12.10.2010 | aktual.: 25.10.2010 15:03
Działali w blokach przy Legnickiej, Kruszwickiej, Młodych Techników, Zachodniej i Szczepińskiej. Przestępcy są sprytni. Przedstawiają się mieszkańcom przez domofon, że są pracownikami serwisu i chcą naprawić usterkę. Następnie spokojnie wchodzą do wind i wyciągają cenne części (są zwykle instalowane za jedną ze ścianek). - Jeden mosiężny element kosztuje ok. 800 zł - mówi Ryszard Klimczak, kierownik administracji Spółdzielni Mieszkaniowej Cichy Kącik.
Szajka działa od lipca. Co ciekawe, pracownicy spółdzielni o tych kradzieżach nie poinformowali policji! - Nie dostaliśmy żadnego zgłoszenia w sprawie kradzieży w windach. Rozpoczniemy dochodzenie, żeby znaleźć sprawców. Jednak potrzebujemy informacji od spółdzielni - mówi Paweł Petrykowski, rzecznik prasowy dolnośląskiej policji.

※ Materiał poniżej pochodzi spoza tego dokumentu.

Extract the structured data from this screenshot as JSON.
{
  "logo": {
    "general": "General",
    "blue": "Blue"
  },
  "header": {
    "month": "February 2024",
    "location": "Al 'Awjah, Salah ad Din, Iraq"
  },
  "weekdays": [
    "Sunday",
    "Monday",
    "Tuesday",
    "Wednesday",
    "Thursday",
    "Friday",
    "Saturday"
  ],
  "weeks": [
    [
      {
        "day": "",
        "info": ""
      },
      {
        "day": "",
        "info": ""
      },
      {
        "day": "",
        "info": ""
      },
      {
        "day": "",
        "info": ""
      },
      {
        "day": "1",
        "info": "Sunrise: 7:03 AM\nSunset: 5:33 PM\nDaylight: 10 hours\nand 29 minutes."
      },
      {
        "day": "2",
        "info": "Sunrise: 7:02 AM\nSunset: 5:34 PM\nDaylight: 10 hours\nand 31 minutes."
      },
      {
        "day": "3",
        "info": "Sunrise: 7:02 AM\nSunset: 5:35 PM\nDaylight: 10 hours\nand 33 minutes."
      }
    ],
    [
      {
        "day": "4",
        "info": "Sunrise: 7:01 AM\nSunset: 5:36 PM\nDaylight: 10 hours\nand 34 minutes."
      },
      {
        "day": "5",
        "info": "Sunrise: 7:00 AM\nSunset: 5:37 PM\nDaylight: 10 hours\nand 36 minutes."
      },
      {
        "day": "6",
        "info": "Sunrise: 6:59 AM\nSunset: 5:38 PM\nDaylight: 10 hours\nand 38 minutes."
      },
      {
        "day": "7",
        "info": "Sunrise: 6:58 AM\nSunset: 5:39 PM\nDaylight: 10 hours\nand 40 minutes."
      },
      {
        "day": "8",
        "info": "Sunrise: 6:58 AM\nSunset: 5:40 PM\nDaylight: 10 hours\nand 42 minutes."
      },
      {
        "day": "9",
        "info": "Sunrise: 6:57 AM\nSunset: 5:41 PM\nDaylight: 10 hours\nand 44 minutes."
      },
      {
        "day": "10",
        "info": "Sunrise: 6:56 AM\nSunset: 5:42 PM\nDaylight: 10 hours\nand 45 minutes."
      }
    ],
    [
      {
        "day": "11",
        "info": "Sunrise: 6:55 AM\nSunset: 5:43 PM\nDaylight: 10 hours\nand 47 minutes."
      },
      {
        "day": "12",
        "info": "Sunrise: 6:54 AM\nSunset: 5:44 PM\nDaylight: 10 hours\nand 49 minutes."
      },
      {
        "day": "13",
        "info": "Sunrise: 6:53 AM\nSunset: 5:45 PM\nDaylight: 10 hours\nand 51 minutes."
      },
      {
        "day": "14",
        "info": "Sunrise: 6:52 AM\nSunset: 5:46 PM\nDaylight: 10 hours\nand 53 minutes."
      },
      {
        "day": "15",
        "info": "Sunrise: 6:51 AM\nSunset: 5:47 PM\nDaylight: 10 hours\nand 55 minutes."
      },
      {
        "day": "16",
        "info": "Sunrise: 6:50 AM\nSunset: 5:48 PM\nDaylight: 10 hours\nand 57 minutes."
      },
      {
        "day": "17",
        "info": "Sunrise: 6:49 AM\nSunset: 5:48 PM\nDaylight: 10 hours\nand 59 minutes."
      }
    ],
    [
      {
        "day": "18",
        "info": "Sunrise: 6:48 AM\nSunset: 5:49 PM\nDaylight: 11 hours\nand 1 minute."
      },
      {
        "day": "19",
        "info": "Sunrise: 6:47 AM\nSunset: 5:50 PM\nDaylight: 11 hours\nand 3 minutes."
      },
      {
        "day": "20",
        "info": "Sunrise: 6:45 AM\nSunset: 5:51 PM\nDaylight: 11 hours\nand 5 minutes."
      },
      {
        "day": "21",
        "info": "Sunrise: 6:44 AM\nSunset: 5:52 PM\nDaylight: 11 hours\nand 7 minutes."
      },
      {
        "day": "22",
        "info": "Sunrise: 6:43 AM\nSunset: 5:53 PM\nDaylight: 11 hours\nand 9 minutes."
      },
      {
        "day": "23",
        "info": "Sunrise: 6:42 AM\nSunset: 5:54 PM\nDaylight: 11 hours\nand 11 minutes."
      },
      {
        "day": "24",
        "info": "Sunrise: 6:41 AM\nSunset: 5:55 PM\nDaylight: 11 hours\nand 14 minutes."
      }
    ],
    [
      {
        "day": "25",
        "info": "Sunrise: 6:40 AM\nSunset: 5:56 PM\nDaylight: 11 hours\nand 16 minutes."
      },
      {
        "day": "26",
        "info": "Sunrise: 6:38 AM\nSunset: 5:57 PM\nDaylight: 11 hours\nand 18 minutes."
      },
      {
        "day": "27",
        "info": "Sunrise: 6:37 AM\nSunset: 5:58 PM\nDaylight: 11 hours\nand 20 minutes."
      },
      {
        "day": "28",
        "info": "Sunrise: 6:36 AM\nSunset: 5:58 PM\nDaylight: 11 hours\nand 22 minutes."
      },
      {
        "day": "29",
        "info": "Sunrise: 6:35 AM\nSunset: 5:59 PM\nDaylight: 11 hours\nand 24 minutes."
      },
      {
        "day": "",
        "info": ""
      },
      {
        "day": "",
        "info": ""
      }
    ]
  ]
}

Ryszard Dymara, prezes spółdzielni, powiedział, że nie zna tematu. Ale sprawę znają jego pracownicy, więc nie powinno być problemu z przekazaniem informacji policji. Dotąd spółdzielnia ograniczała się do wywieszania kartek z informacją (bez wiedzy prezesa?), że windy są okradane. Na kartce prosi też lokatorów, aby zwracali uwagę na osoby, które kręcą się po klatkach. - W bramie widuję podejrzane osoby. Nietrudno tu wejść, bo wystarczy do domofonu powiedzieć, że roznosi się ulotki i ktoś otworzy drzwi - mówi Barbara Surmiak, mieszkanka domu przy ul. Szczepińskiej.
Petrykowski przypomina, by nie wpuszczać obcych do bram. A gdy kogoś takiego zobaczymy, to pytajmy, co tu robi. - Wtedy złodziej będzie wiedział, że ktoś zwrócił na niego uwagę - kończy.